I want to characterize lines with equal fields but different in a field value in the same field position, as the same and select only one line.
Example input
Let field delimiter be "/"
1. abc/def/gh/ij/kl
2. abc/def/gh/ij/yi
3. abc/def/gh/ij/ti
4 abc/def/gh/hk/kl/oi/uh
5. abc/def/gh/ol/kl/oi/uh
6. abc/def/gh/er/kl/oi/uh
7. abc/def/gh/er/kl
Treat lines 1,2,3 as the same and select only 1 line, even though the values of their 5th field are different, they have same value of other fields and have equal field.
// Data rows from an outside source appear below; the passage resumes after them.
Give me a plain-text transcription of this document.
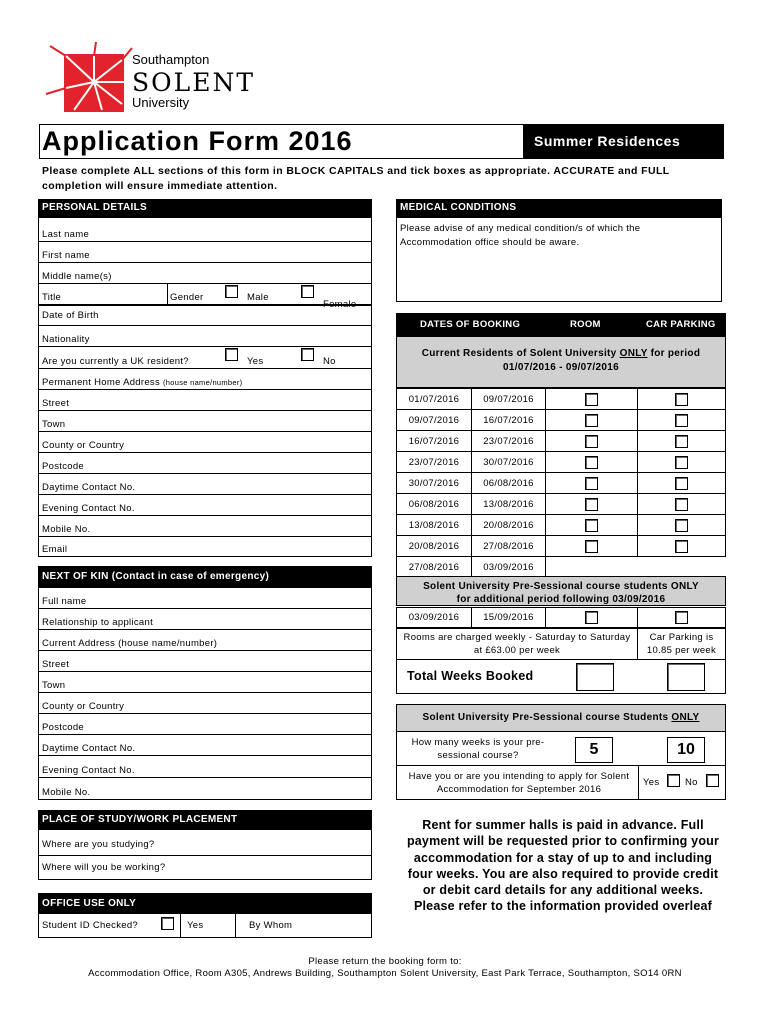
Southampton
SOLENT
University
Application Form 2016	Summer Residences
Please complete ALL sections of this form in BLOCK CAPITALS and tick boxes as appropriate. ACCURATE and FULL completion will ensure immediate attention.
PERSONAL DETAILS
Last name
First name
Middle name(s)
Title	Gender	Male
Female
Date of Birth
Nationality
Are you currently a UK resident?	Yes	No
Permanent Home Address (house name/number)
Street
Town
County or Country
Postcode
Daytime Contact No.
Evening Contact No.
Mobile No.
Email
NEXT OF KIN (Contact in case of emergency)
Full name
Relationship to applicant
Current Address (house name/number)
Street
Town
County or Country
Postcode
Daytime Contact No.
Evening Contact No.
Mobile No.
PLACE OF STUDY/WORK PLACEMENT
Where are you studying?
Where will you be working?
OFFICE USE ONLY
Student ID Checked?	Yes	By Whom
MEDICAL CONDITIONS
Please advise of any medical condition/s of which the Accommodation office should be aware.
DATES OF BOOKING	ROOM	CAR PARKING
Current Residents of Solent University ONLY for period
01/07/2016 - 09/07/2016
01/07/2016	09/07/2016
09/07/2016	16/07/2016
16/07/2016	23/07/2016
23/07/2016	30/07/2016
30/07/2016	06/08/2016
06/08/2016	13/08/2016
13/08/2016	20/08/2016
20/08/2016	27/08/2016
27/08/2016	03/09/2016
Solent University Pre-Sessional course students ONLY for additional period following 03/09/2016
03/09/2016	15/09/2016
Rooms are charged weekly - Saturday to Saturday at £63.00 per week
Car Parking is 10.85 per week
Total Weeks Booked
Solent University Pre-Sessional course Students ONLY
How many weeks is your pre-sessional course?	5	10
Have you or are you intending to apply for Solent Accommodation for September 2016
Yes	No
Rent for summer halls is paid in advance. Full payment will be requested prior to confirming your accommodation for a stay of up to and including four weeks. You are also required to provide credit or debit card details for any additional weeks.
Please refer to the information provided overleaf
Please return the booking form to:
Accommodation Office, Room A305, Andrews Building, Southampton Solent University, East Park Terrace, Southampton, SO14 0RN
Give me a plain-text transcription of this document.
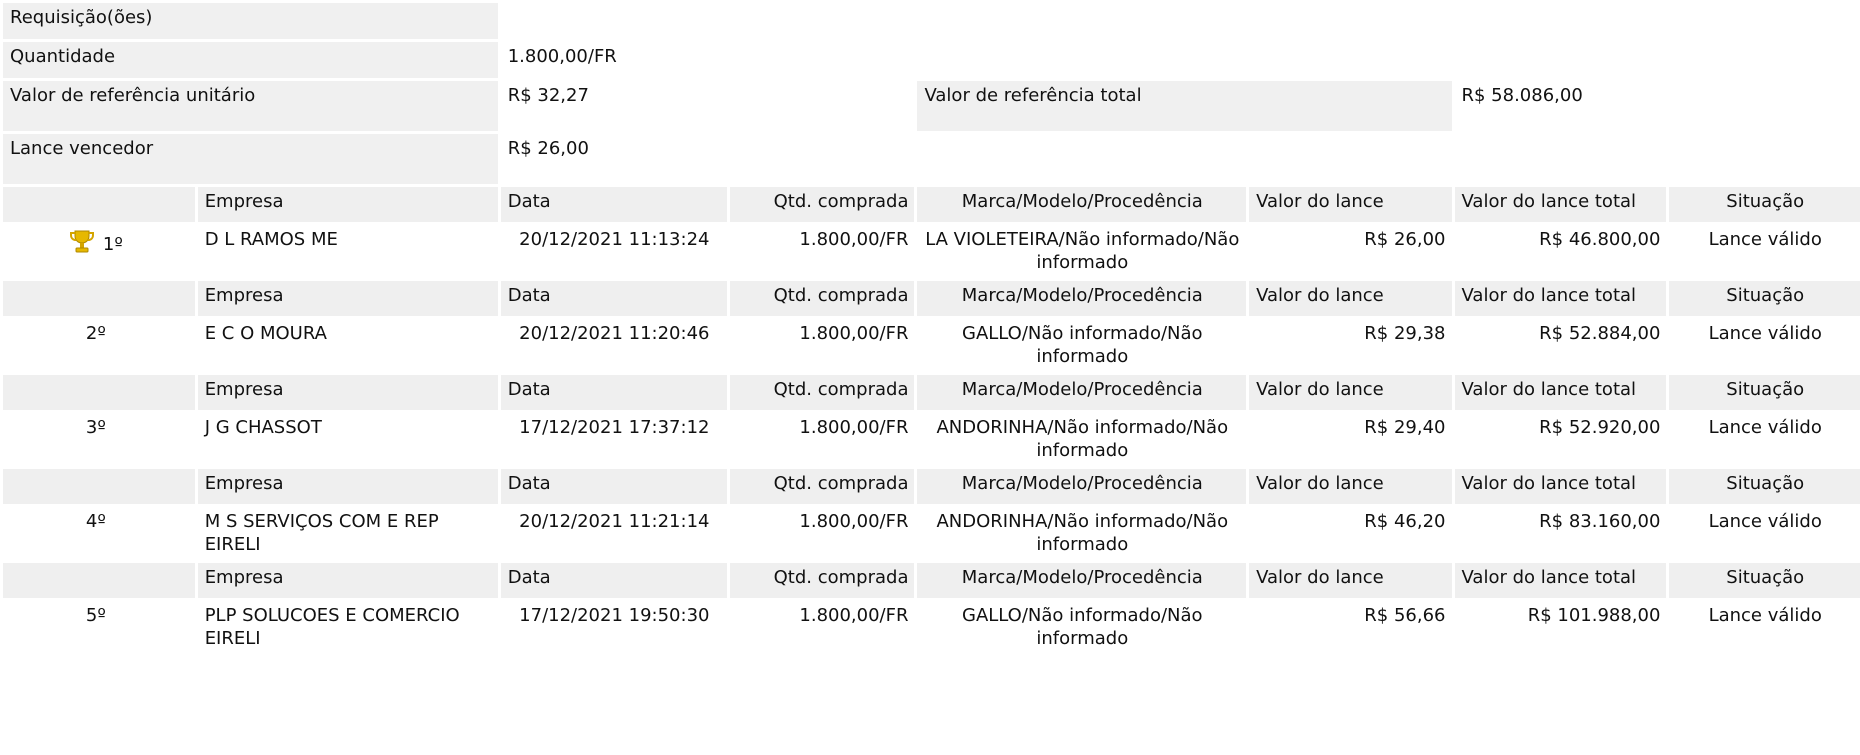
Requisição(ões)							
Quantidade		1.800,00/FR					
Valor de referência unitário		R$ 32,27		Valor de referência total		R$ 58.086,00	
Lance vencedor		R$ 26,00					
	Empresa	Data	Qtd. comprada	Marca/Modelo/Procedência	Valor do lance	Valor do lance total	Situação
1º	D L RAMOS ME	20/12/2021 11:13:24	1.800,00/FR	LA VIOLETEIRA/Não informado/Não informado	R$ 26,00	R$ 46.800,00	Lance válido
	Empresa	Data	Qtd. comprada	Marca/Modelo/Procedência	Valor do lance	Valor do lance total	Situação
2º	E C O MOURA	20/12/2021 11:20:46	1.800,00/FR	GALLO/Não informado/Não informado	R$ 29,38	R$ 52.884,00	Lance válido
	Empresa	Data	Qtd. comprada	Marca/Modelo/Procedência	Valor do lance	Valor do lance total	Situação
3º	J G CHASSOT	17/12/2021 17:37:12	1.800,00/FR	ANDORINHA/Não informado/Não informado	R$ 29,40	R$ 52.920,00	Lance válido
	Empresa	Data	Qtd. comprada	Marca/Modelo/Procedência	Valor do lance	Valor do lance total	Situação
4º	M S SERVIÇOS COM E REP EIRELI	20/12/2021 11:21:14	1.800,00/FR	ANDORINHA/Não informado/Não informado	R$ 46,20	R$ 83.160,00	Lance válido
	Empresa	Data	Qtd. comprada	Marca/Modelo/Procedência	Valor do lance	Valor do lance total	Situação
5º	PLP SOLUCOES E COMERCIO EIRELI	17/12/2021 19:50:30	1.800,00/FR	GALLO/Não informado/Não informado	R$ 56,66	R$ 101.988,00	Lance válido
Treat lines 4,5,6 as the same and select only 1 line out of them, even though the values of their 4th field are different, they have same value of other fields and have equal field.
Line 6 and 7 are not the same, since they don't have equal number of fields.
Desired Output
abc/def/gh/ij/kl
abc/def/gh/hk/kl/oi/uh
NOTE : The list have lines of different field number.
I tried sort -u
but it obviously didn't work, since sort does not use delimiter. Can awk achieve this?
$ awk -F'/' '!seen[NF]++' file
abc/def/gh/ij/kl
abc/def/gh/hk/kl/oi/uh
If that's not all you need then edit your question to clarify your requirements and update your example to include lines for which this doesn't work.